My take? Well, what the fuck, Lars? In an interview with AP later he stated "This was the first time I've experienced a physical assault. It was a bit of a shock."

Seriously? Really?

Look – I am all for free speech despite the constant spew of racial hatred, political non-fact, and pretty much every goddamn word John Edwards or Glenn Beck have ever uttered, but here in reality land there is cause and effect: walk up to Mike Tyson and say “yo mamma's a fat hog!” and there is a good chance he's gonna clobber the shit you. Do NOT call Larry Craig or George Rekkers gay – they'll bring down the wrath of God, alongside their attorneys.

Don't say “retard” in front of Sarah Palin (unless you are being “satirical,” which means you must register Republican and abuse prescription drugs).

Actually, I take that back – by all means, DO all those things. And in that same spirit don't – DO NOT – portray Mohammed as a dog anywhere Muslims can see it. Or with a bomb for a turban. Or as a goddamn bear on a cartoon. There will be...repercussions.

This isn't about agreeing or disagreeing with Muslims, their faith, and their religious edicts about the portrayal of Mohammad as anything at all, much less a dog; nor is this actually about free speech. It's about poking someone in the eye with a stick – you want to start some shit, you'll get it started, sure enough. Question is - why do you need this particular shit, and are you ready for it, Lars?

Being me means hating religion's effects and what it does to otherwise good people. I have no quarrel with God, Mohammed, Jesus, Vishnu – I have complete disdain for the purveyors of these deities and the power they wield over their followers to do great harm despite their own human limitations.

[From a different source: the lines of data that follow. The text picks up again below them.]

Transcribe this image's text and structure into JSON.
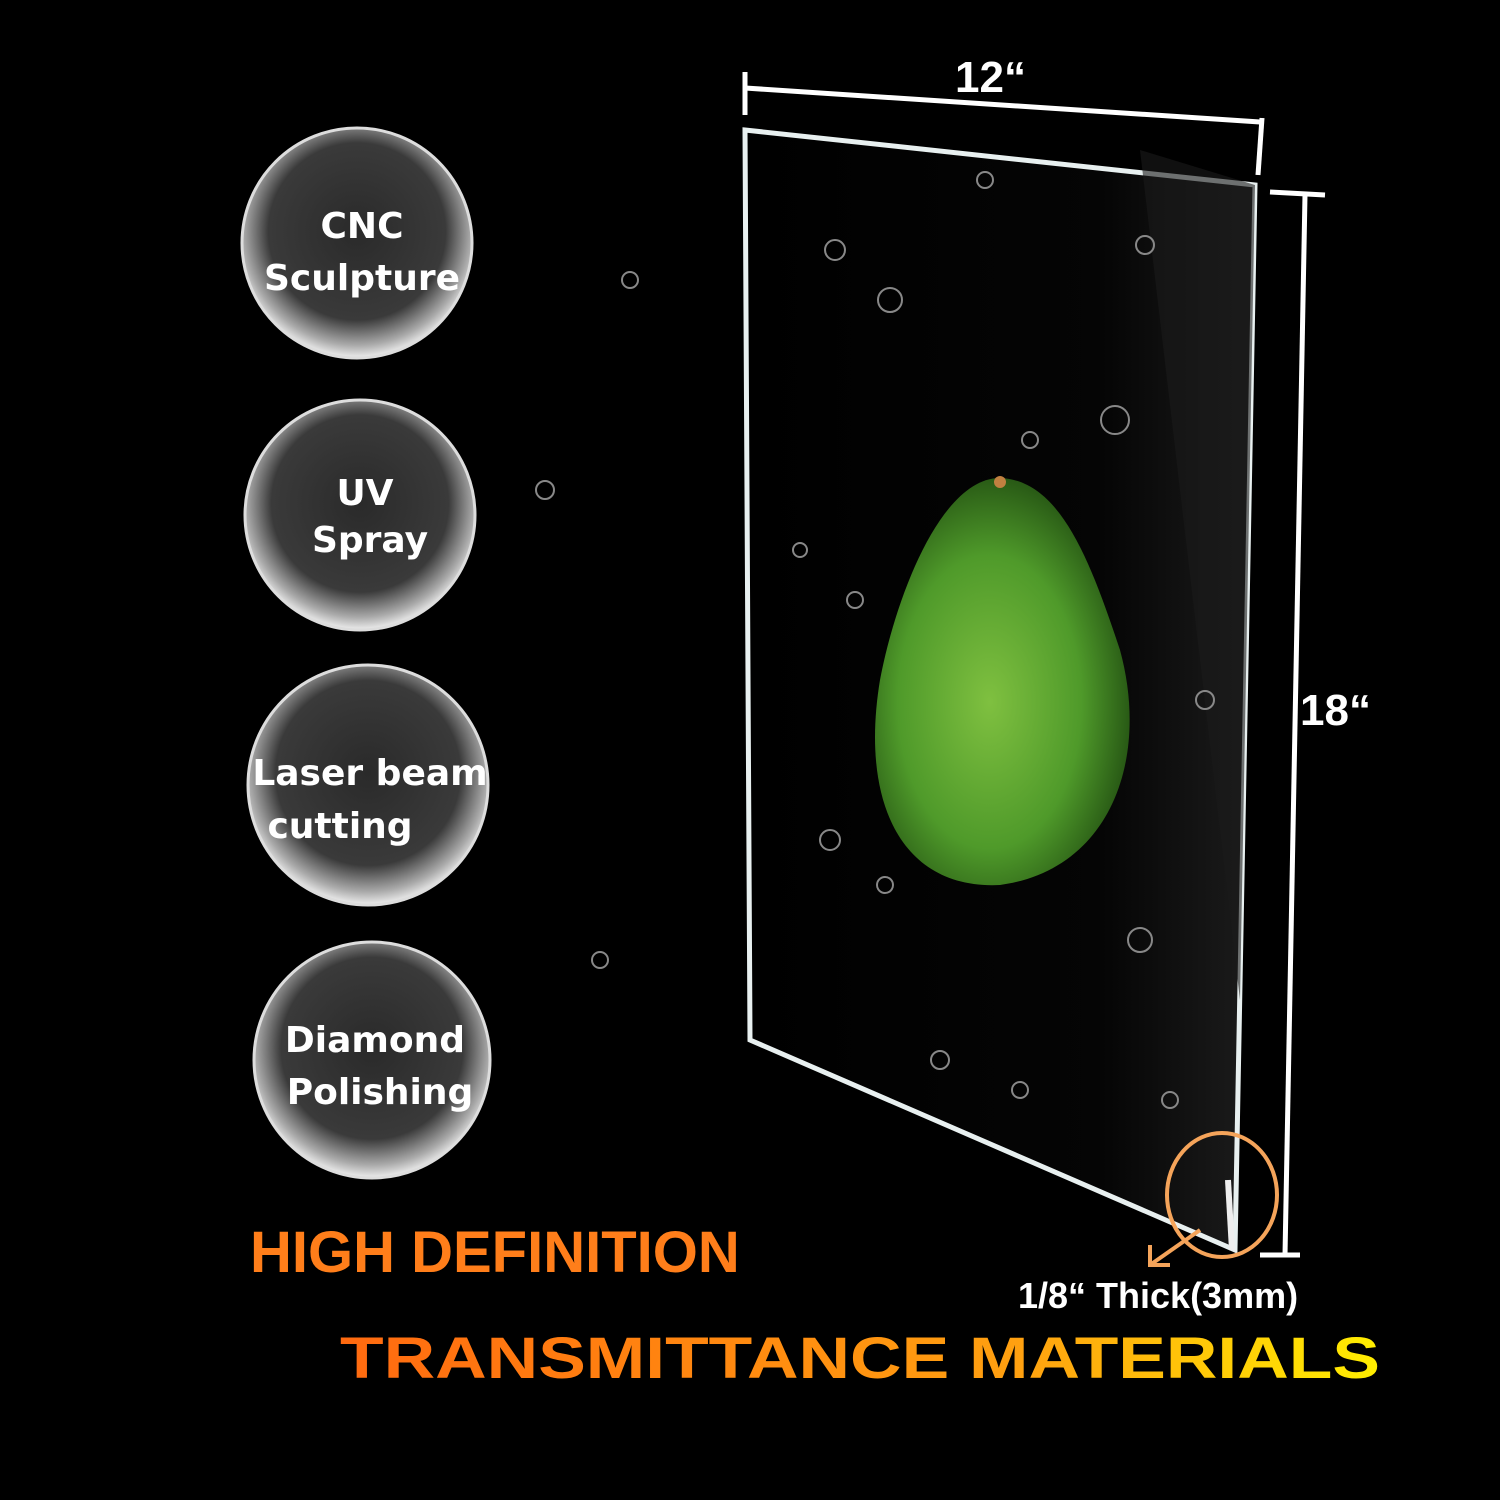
{
  "features": [
    {
      "line1": "CNC",
      "line2": "Sculpture"
    },
    {
      "line1": "UV",
      "line2": "Spray"
    },
    {
      "line1": "Laser beam",
      "line2": "cutting"
    },
    {
      "line1": "Diamond",
      "line2": "Polishing"
    }
  ],
  "dimensions": {
    "width": "12“",
    "height": "18“",
    "thickness": "1/8“ Thick(3mm)"
  },
  "headline": {
    "line1": "HIGH DEFINITION",
    "line2": "TRANSMITTANCE MATERIALS"
  },
  "colors": {
    "headline_orange": "#ff7a1a",
    "headline_yellow": "#ffee00",
    "annotation_circle": "#f5a45a",
    "avocado_green": "#4f9a2a"
  }
}
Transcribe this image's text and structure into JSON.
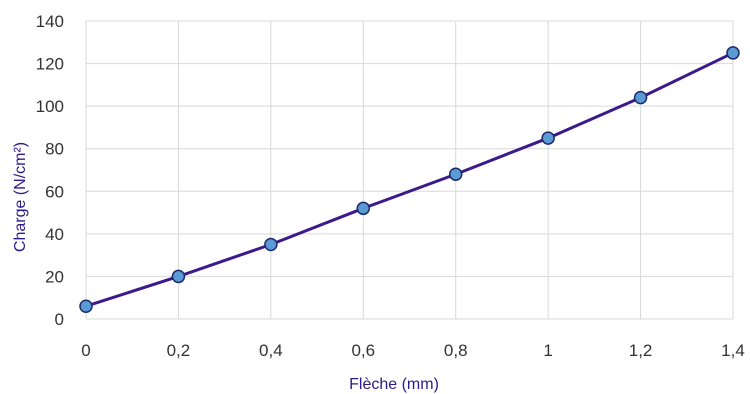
{
  "chart_data": {
    "type": "line",
    "title": "",
    "xlabel": "Flèche (mm)",
    "ylabel": "Charge (N/cm²)",
    "x": [
      0,
      0.2,
      0.4,
      0.6,
      0.8,
      1.0,
      1.2,
      1.4
    ],
    "x_tick_labels": [
      "0",
      "0,2",
      "0,4",
      "0,6",
      "0,8",
      "1",
      "1,2",
      "1,4"
    ],
    "y_ticks": [
      0,
      20,
      40,
      60,
      80,
      100,
      120,
      140
    ],
    "xlim": [
      0,
      1.4
    ],
    "ylim": [
      0,
      140
    ],
    "grid": true,
    "legend": "none",
    "series": [
      {
        "values": [
          6,
          20,
          35,
          52,
          68,
          85,
          104,
          125
        ]
      }
    ],
    "colors": {
      "line": "#3c1a8c",
      "marker_fill": "#5b9bd5",
      "marker_stroke": "#1f2a6b",
      "grid": "#d9d9d9",
      "axis_title": "#2e1a8c",
      "tick_text": "#333333"
    }
  }
}
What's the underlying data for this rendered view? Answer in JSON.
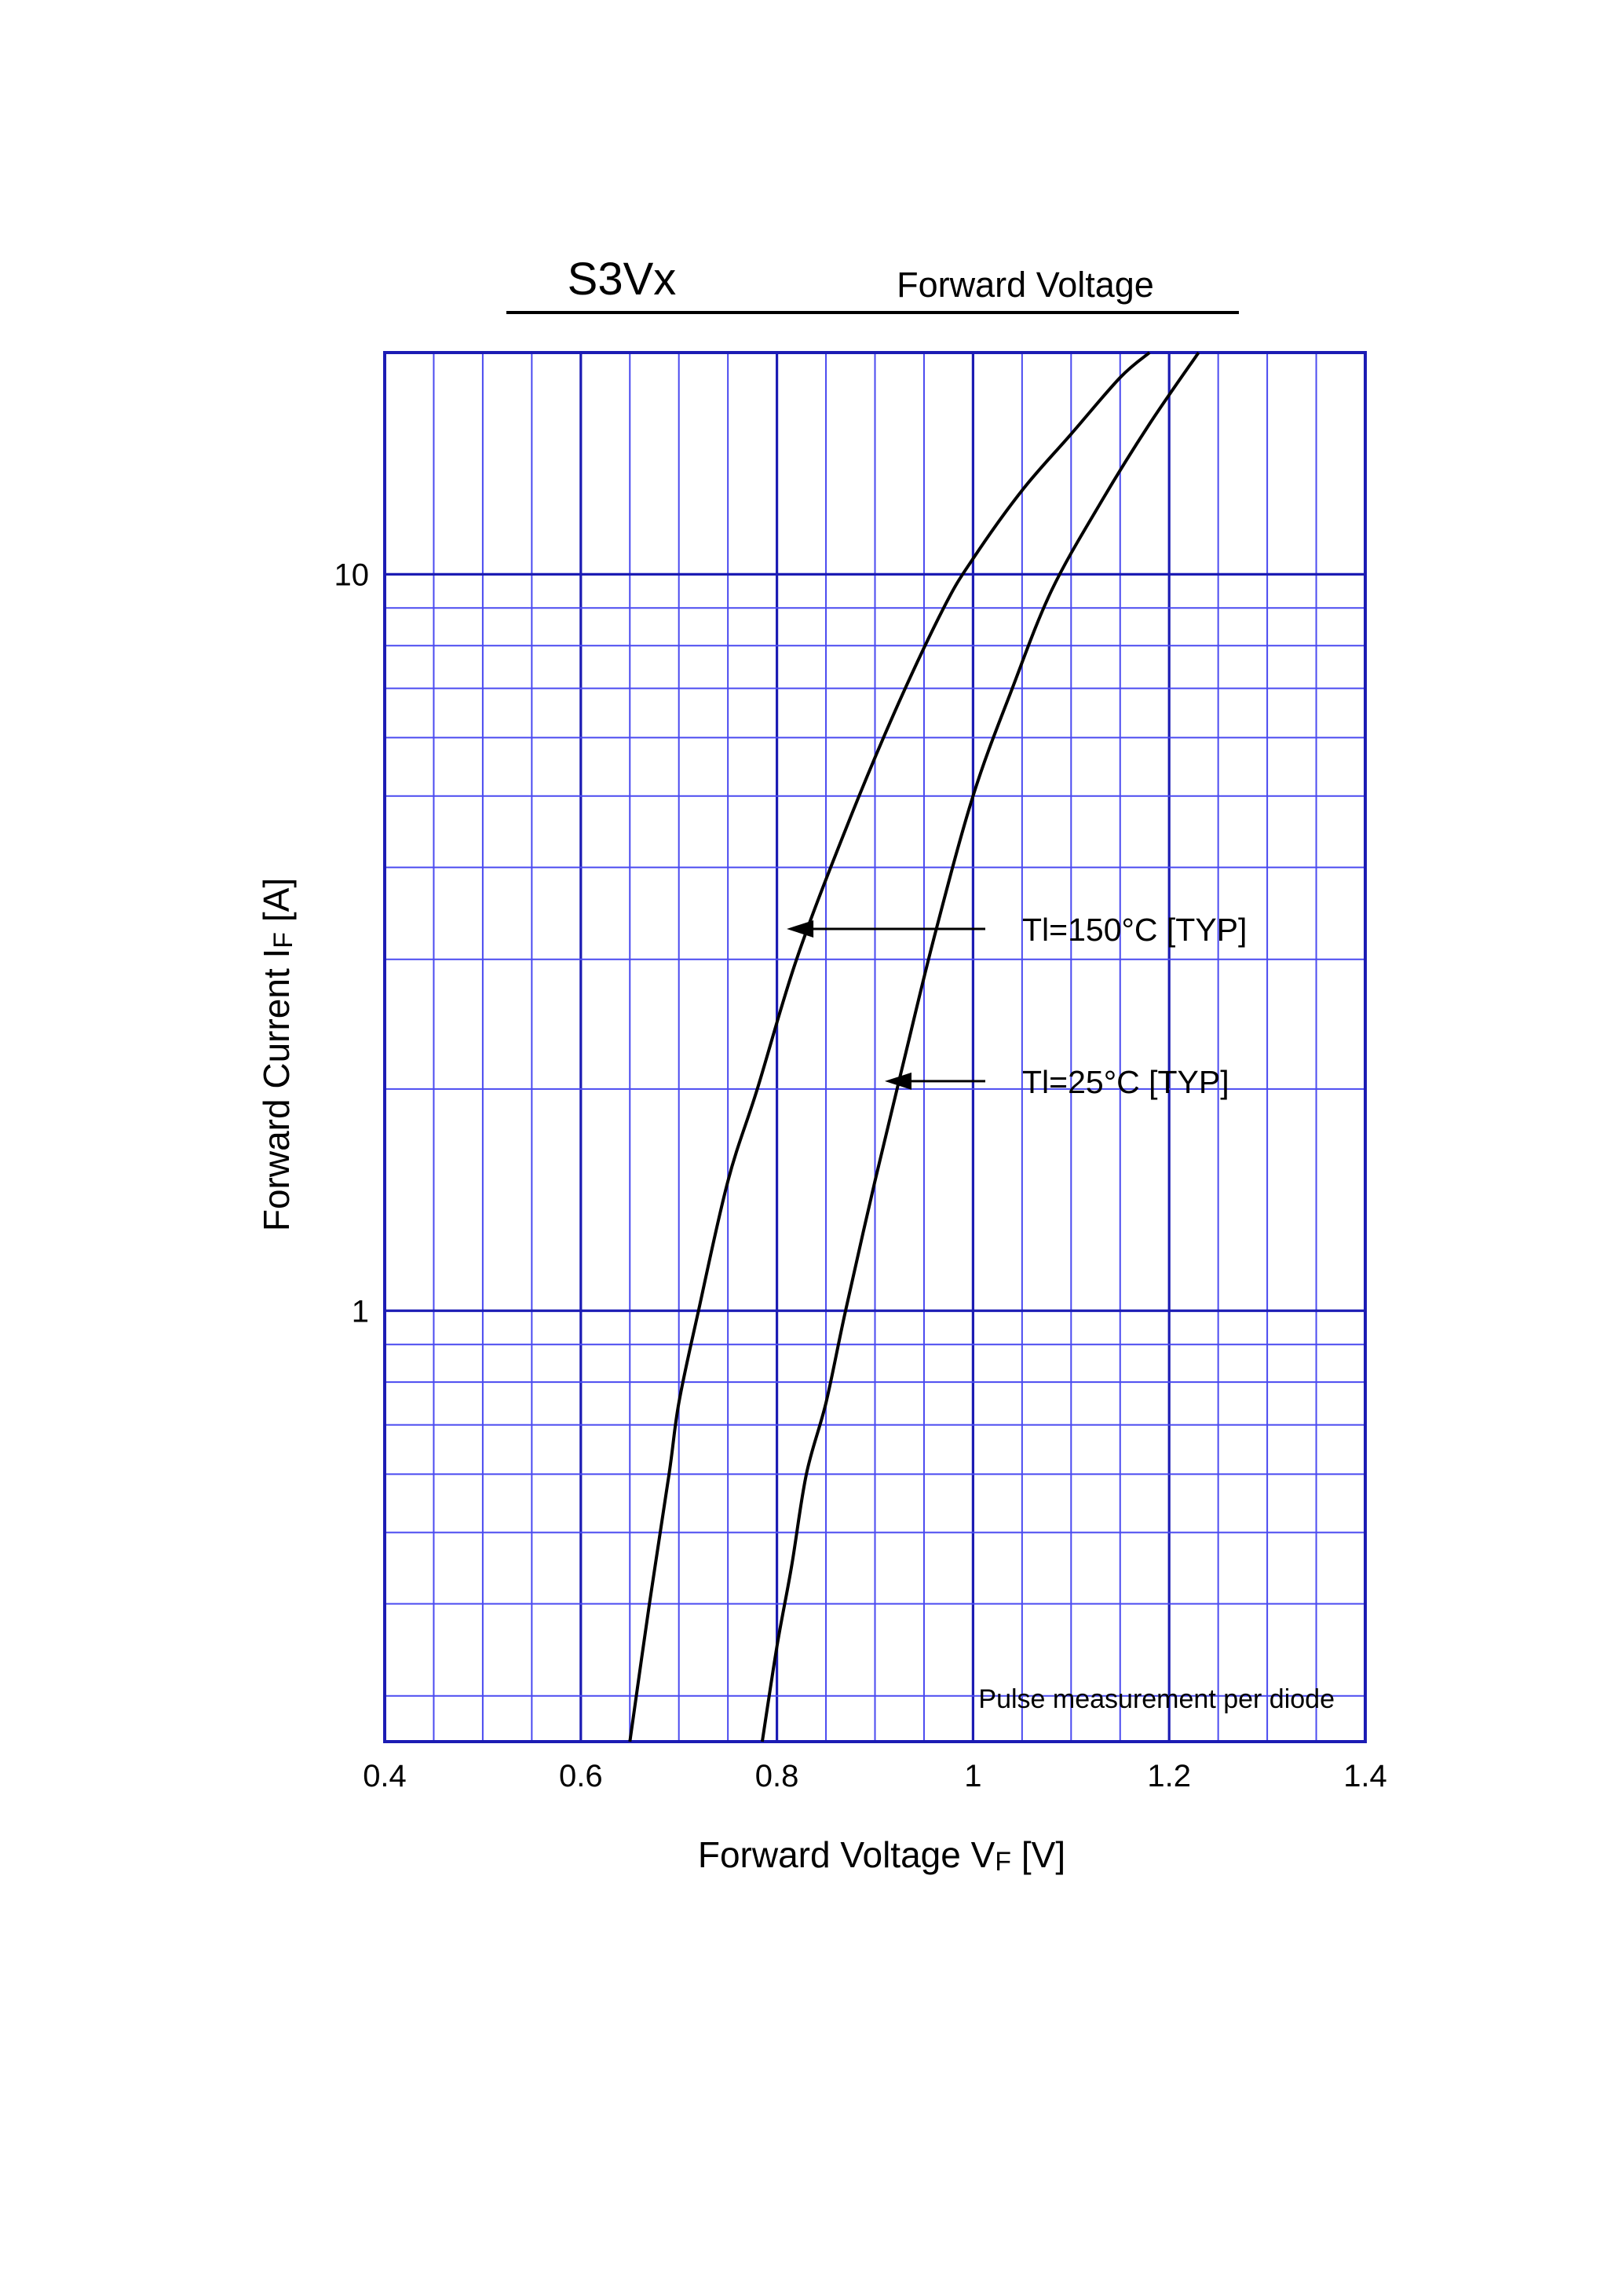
{
  "header": {
    "part": "S3Vx",
    "name": "Forward Voltage"
  },
  "chart_data": {
    "type": "line",
    "x_scale": "linear",
    "y_scale": "log",
    "xlim": [
      0.4,
      1.4
    ],
    "ylim": [
      0.26,
      20
    ],
    "grid": true,
    "xlabel": {
      "main": "Forward Voltage  V",
      "sub": "F",
      "unit": "  [V]"
    },
    "ylabel": {
      "main": "Forward Current  I",
      "sub": "F",
      "unit": "  [A]"
    },
    "x_ticks": [
      {
        "value": 0.4,
        "label": "0.4"
      },
      {
        "value": 0.6,
        "label": "0.6"
      },
      {
        "value": 0.8,
        "label": "0.8"
      },
      {
        "value": 1.0,
        "label": "1"
      },
      {
        "value": 1.2,
        "label": "1.2"
      },
      {
        "value": 1.4,
        "label": "1.4"
      }
    ],
    "y_ticks": [
      {
        "value": 1,
        "label": "1"
      },
      {
        "value": 10,
        "label": "10"
      }
    ],
    "note": "Pulse  measurement  per  diode",
    "series": [
      {
        "name": "Tl=150°C [TYP]",
        "x": [
          0.65,
          0.67,
          0.69,
          0.7,
          0.72,
          0.75,
          0.78,
          0.82,
          0.87,
          0.92,
          0.97,
          1.0,
          1.05,
          1.1,
          1.15,
          1.18
        ],
        "y": [
          0.26,
          0.4,
          0.6,
          0.75,
          1.0,
          1.5,
          2.0,
          3.0,
          4.5,
          6.5,
          9.0,
          10.5,
          13.0,
          15.5,
          18.5,
          20.0
        ],
        "label_at": {
          "x": 0.81,
          "y": 3.3
        }
      },
      {
        "name": "Tl=25°C [TYP]",
        "x": [
          0.785,
          0.8,
          0.815,
          0.83,
          0.85,
          0.87,
          0.9,
          0.93,
          0.96,
          1.0,
          1.04,
          1.08,
          1.13,
          1.18,
          1.23
        ],
        "y": [
          0.26,
          0.35,
          0.45,
          0.6,
          0.75,
          1.0,
          1.5,
          2.2,
          3.2,
          5.0,
          7.0,
          9.5,
          12.5,
          16.0,
          20.0
        ],
        "label_at": {
          "x": 0.91,
          "y": 2.05
        }
      }
    ]
  },
  "colors": {
    "grid": "#4a4af0",
    "frame": "#1c1cb4",
    "curve": "#000000"
  }
}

I could give a flying fuck about Mohammed, or Jesus for that matter. But while I can snicker at the pictures and jokes which include them as targets, I wouldn't spread them around like so many mousetraps around the toes of the faithful, free speech or not, unless I wanted to start the shit. Lars may or may not have gotten what he deserved, but he got exactly what he should have expected, and they aren't done with him yet – the types of Muslims who are after his hide don't have a long history of forgiveness, and we've all seen they are sometimes adequate pilots.